Manchmal kommen Themen fast zwangsläufig auf den Schreiber zu, nach der Simulia-Konferenz letzte Woche und dem Formel-1-Rennen am Wochenende war ich schon im Grübelmodus, um dann gestern die neueste Spiegel Online-Kolumne von Sascha Lobo zu finden, die genau zu meinen Gedanken passte. Es geht darum, wie sehr man Daten und Simulationen glauben und vertrauen darf. Lobo nennt es Datenaberglaube.
Dominique Moreau von Airbus zeigte sich in seiner Keynote auf der Simulia-Konferenz überzeugt, dass man bald schon auf die Zerstörung des ersten Prototyps einer Flugzeugbaureihe verzichten kann und die physikalischen Belastungstest durch eine Simulation des gesamten Flugzeugs ersetzen kann. Das würde erhebliche Kosten einsparen und den Zertifizierungsprozess beschleunigen. Seitdem überlege ich, was mir mehr Vertrauen in ein Flugzeug geben würde: Das Wissen, dass der Flieger im wahrsten Sinn des Worts bis zum Zerbersten getestet wurde – oder eine Simulation, die vielleicht wesentlich mehr Lastfälle berücksichtigen und detaillierte Hinweise auf kritische Zonen geben kann.
Dann kam das Monaco-Rennen der Formel 1 am Sonntag. Monaco ist auf der einen Seite Kult, auf der anderen Seite eigentlich ein eher langweiliges Rennen – da der enge Stadtkurs kaum Möglichkeiten zum Überholen bietet, kommen die Boliden mehr oder weniger in der Reihenfolge der Startaufstellung ins Ziel. Nur die fast unvermeidlichen Unfälle und Boxenstops wirbeln das Feld durcheinander, in den meisten Rennen siegte der Pole-Position-Inhaber.
Simulation kann auch in die Irre führen
Der diesjährige Grand Prix war eine der Ausnahmen dieser Regel, nachdem Hamilton bis kurz vor dem Ziel, als durch einen Crash von Max Verstappen eine Safetycar-Phase ausgerufen wurde. Mercedes holte in einer nicht nachvollziehenden Aktion den Führenden zum Reifenwechsel in die Box. Hamilton kam als Dritter wieder auf die Strecke und konnte in den letzten Runden nicht mehr nach vorn kommen. Ergebnis: Rosberg, Vettel, Hamilton. Letzterer war so sauer, dass er nach der Siegerehrung seine Champagnerflasche schnappte und wortlos die Strecke verließ.
Was war passiert?

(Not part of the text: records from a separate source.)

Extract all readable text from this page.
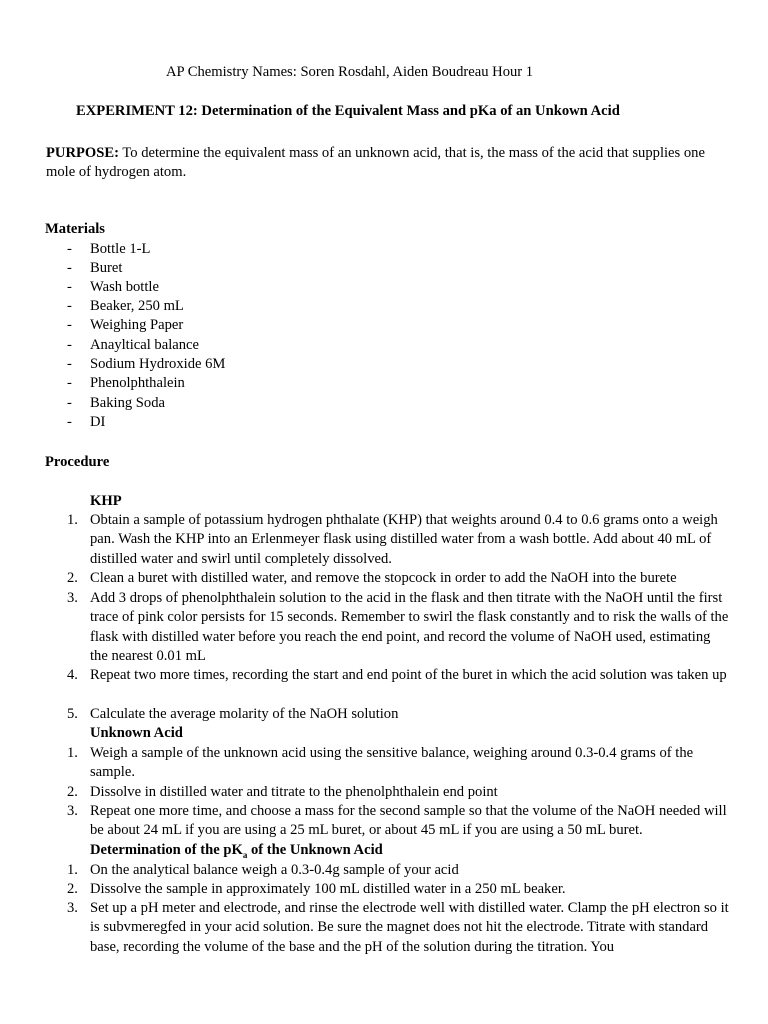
AP Chemistry Names: Soren Rosdahl, Aiden Boudreau Hour 1
EXPERIMENT 12: Determination of the Equivalent Mass and pKa of an Unkown Acid
PURPOSE: To determine the equivalent mass of an unknown acid, that is, the mass of the acid that supplies one mole of hydrogen atom.
Materials
-	Bottle 1-L
-	Buret
-	Wash bottle
-	Beaker, 250 mL
-	Weighing Paper
-	Anayltical balance
-	Sodium Hydroxide 6M
-	Phenolphthalein
-	Baking Soda
-	DI
Procedure
KHP
1. Obtain a sample of potassium hydrogen phthalate (KHP) that weights around 0.4 to 0.6 grams onto a weigh pan. Wash the KHP into an Erlenmeyer flask using distilled water from a wash bottle. Add about 40 mL of distilled water and swirl until completely dissolved.
2. Clean a buret with distilled water, and remove the stopcock in order to add the NaOH into the burete
3. Add 3 drops of phenolphthalein solution to the acid in the flask and then titrate with the NaOH until the first trace of pink color persists for 15 seconds. Remember to swirl the flask constantly and to risk the walls of the flask with distilled water before you reach the end point, and record the volume of NaOH used, estimating the nearest 0.01 mL
4. Repeat two more times, recording the start and end point of the buret in which the acid solution was taken up
5. Calculate the average molarity of the NaOH solution
Unknown Acid
1. Weigh a sample of the unknown acid using the sensitive balance, weighing around 0.3-0.4 grams of the sample.
2. Dissolve in distilled water and titrate to the phenolphthalein end point
3. Repeat one more time, and choose a mass for the second sample so that the volume of the NaOH needed will be about 24 mL if you are using a 25 mL buret, or about 45 mL if you are using a 50 mL buret.
Determination of the $pK_a$ of the Unknown Acid
1. On the analytical balance weigh a 0.3-0.4g sample of your acid
2. Dissolve the sample in approximately 100 mL distilled water in a 250 mL beaker.
3. Set up a pH meter and electrode, and rinse the electrode well with distilled water. Clamp the pH electron so it is subvmeregfed in your acid solution. Be sure the magnet does not hit the electrode. Titrate with standard base, recording the volume of the base and the pH of the solution during the titration. You
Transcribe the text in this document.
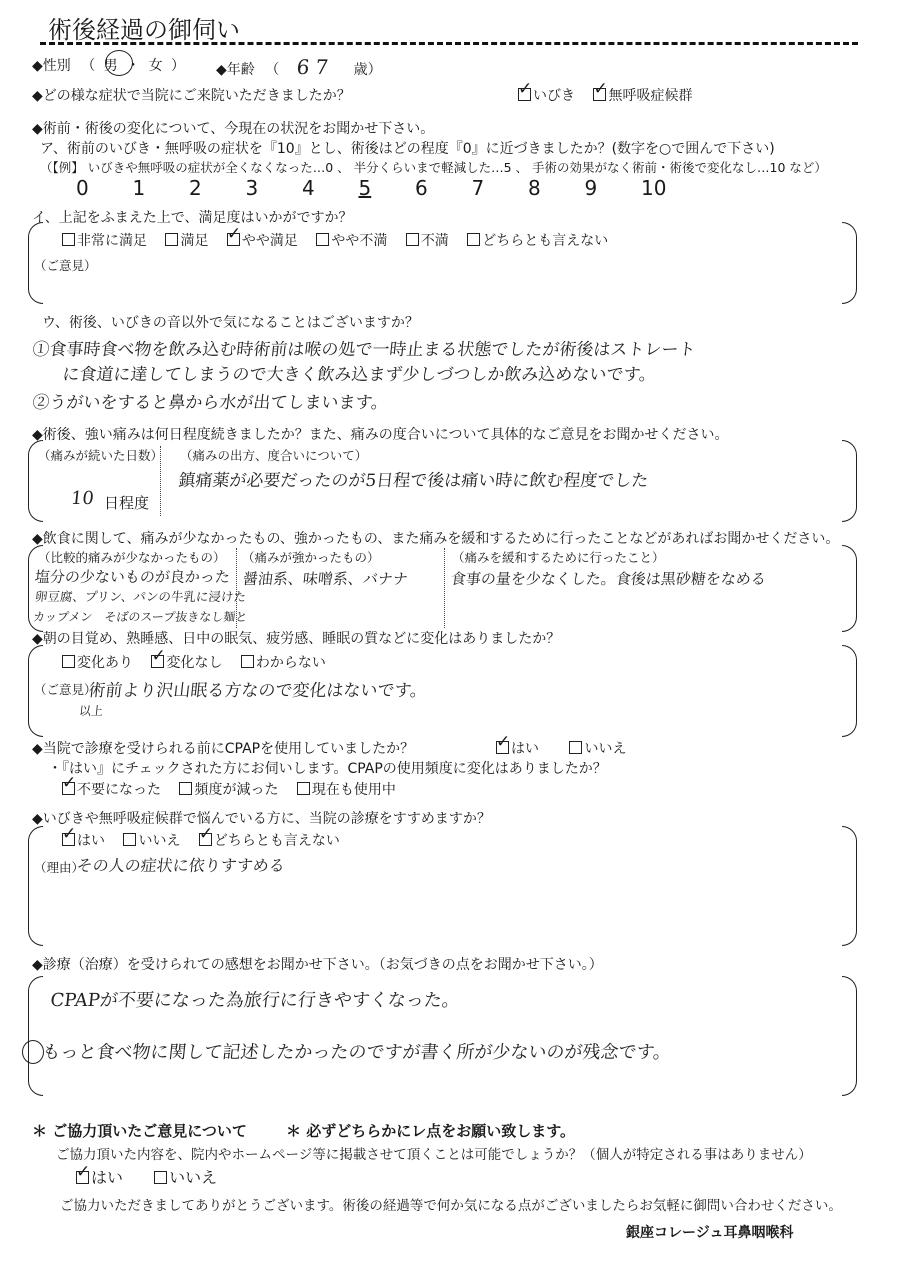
術後経過の御伺い
◆性別 （ 男 ・ 女 ） ◆年齢 （ 67 歳）
◆どの様な症状で当院にご来院いただきましたか？ ✓	いびき ✓ 無呼吸症候群
◆術前・術後の変化について、今現在の状況をお聞かせ下さい。
ア、術前のいびき・無呼吸の症状を『10』とし、術後はどの程度『0』に近づきましたか？(数字を○で囲んで下さい)
（【例】 いびきや無呼吸の症状が全くなくなった…0 、 半分くらいまで軽減した…5 、 手術の効果がなく術前・術後で変化なし…10 など）
0 1 2 3 4 5 6 7 8 9 10
イ、上記をふまえた上で、満足度はいかがですか？
非常に満足 満足 ✓ やや満足 やや不満 不満 どちらとも言えない
（ご意見）
ウ、術後、いびきの音以外で気になることはございますか？
①食事時食べ物を飲み込む時術前は喉の処で一時止まる状態でしたが術後はストレート
に食道に達してしまうので大きく飲み込まず少しづつしか飲み込めないです。
②うがいをすると鼻から水が出てしまいます。
◆術後、強い痛みは何日程度続きましたか？また、痛みの度合いについて具体的なご意見をお聞かせください。
（痛みが続いた日数） （痛みの出方、度合いについて）
10 日程度
鎮痛薬が必要だったのが5日程で後は痛い時に飲む程度でした
◆飲食に関して、痛みが少なかったもの、強かったもの、また痛みを緩和するために行ったことなどがあればお聞かせください。
（比較的痛みが少なかったもの） （痛みが強かったもの）	（痛みを緩和するために行ったこと）
塩分の少ないものが良かった
卵豆腐、プリン、パンの牛乳に浸けた
カップメン　そばのスープ抜きなし麺と
醤油系、味噌系、バナナ	食事の量を少なくした。食後は黒砂糖をなめる
◆朝の目覚め、熟睡感、日中の眠気、疲労感、睡眠の質などに変化はありましたか？
変化あり ✓ 変化なし わからない
（ご意見）
術前より沢山眠る方なので変化はないです。
以上
◆当院で診療を受けられる前にCPAPを使用していましたか？ ✓	はい	いいえ
・『はい』にチェックされた方にお伺いします。CPAPの使用頻度に変化はありましたか？
✓不要になった 頻度が減った 現在も使用中
◆いびきや無呼吸症候群で悩んでいる方に、当院の診療をすすめますか？
✓はい いいえ ✓ どちらとも言えない
（理由）
その人の症状に依りすすめる
◆診療（治療）を受けられての感想をお聞かせ下さい。（お気づきの点をお聞かせ下さい。）
CPAPが不要になった為旅行に行きやすくなった。
もっと食べ物に関して記述したかったのですが書く所が少ないのが残念です。
＊ ご協力頂いたご意見について	＊ 必ずどちらかにレ点をお願い致します。
ご協力頂いた内容を、院内やホームページ等に掲載させて頂くことは可能でしょうか？（個人が特定される事はありません）
✓はい	いいえ
ご協力いただきましてありがとうございます。術後の経過等で何か気になる点がございましたらお気軽に御問い合わせください。
銀座コレージュ耳鼻咽喉科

Der Mercedes-Kommandostand hatte sich blind auf seine Simulationssoftware verlassen, die einen Vorsprung von 22 Sekunden zu Rosberg anzeigte, der in der Safetycarphase für den Boxenstop gereicht hätte. Rosberg und Vettel waren jedoch in Wirklichkeit nur 18 Sekunden entfernt und bei der Ausfahrt aus der Box musste sich Hamilton hinter seinem Teamkollegen und Sebastian Vettel einsortieren.
Auf Spiegel Online wird Mercedes-Teamchef zitiert: „Um regelmäßig Rennen zu gewinnen, ist es normalerweise besser, sich auf die Daten zu verlassen als auf das Bauchgefühl.“ Das zeigt den angesprochenen Datenaberglauben. Man hätte durchaus darauf kommen können, dass die von den Autos ausgesandten GPS-Positionen – die die Basisdaten für die Rennsimulation bilden – in den Straßenschluchten von Monaco weit ungenauer sind als auf anderen Rennstrecken, wo nichts die Signale stört. Lobo hat recht, wenn er sagt: „Der Fehler von Mercedes war, dass man sich ohne funktionierende Rückfallebene allein auf die Auswertung von Daten verließ.“
Jedem Simulationsprofi ist klar, dass Simulationen immer nur so genau sein können wie die Basisdaten beziehungsweise die Annahmen oder Randbedingungen. Doch immer wieder gerät diese einfache Regel aus dem Fokus der Menschen – Erkenntnisse auf Basis großer Datenmengen suggerieren oft eine „statistische Sicherheit“, die sie eben nicht bieten können.
Was tun wir nun mit dieser Erkenntnis? Steigen wir in den nächsten Airbus, auch wenn er „nur“ virtuell getestet wurde? Am Ende bleibt uns nichts anderes übrig, darauf zu vertrauen, dass die Konstrukteure und Simulationsspezialisten ihre Daten im Griff hatten, auch wenn es immer wieder Ereignisse gibt, die einen wieder ins Grübeln bringen, beispielsweise wenn ein A400M mutmaßlich deshalb abstürzt, weil die Software direkt nach dem Start drei von vier Triebwerken abschaltet.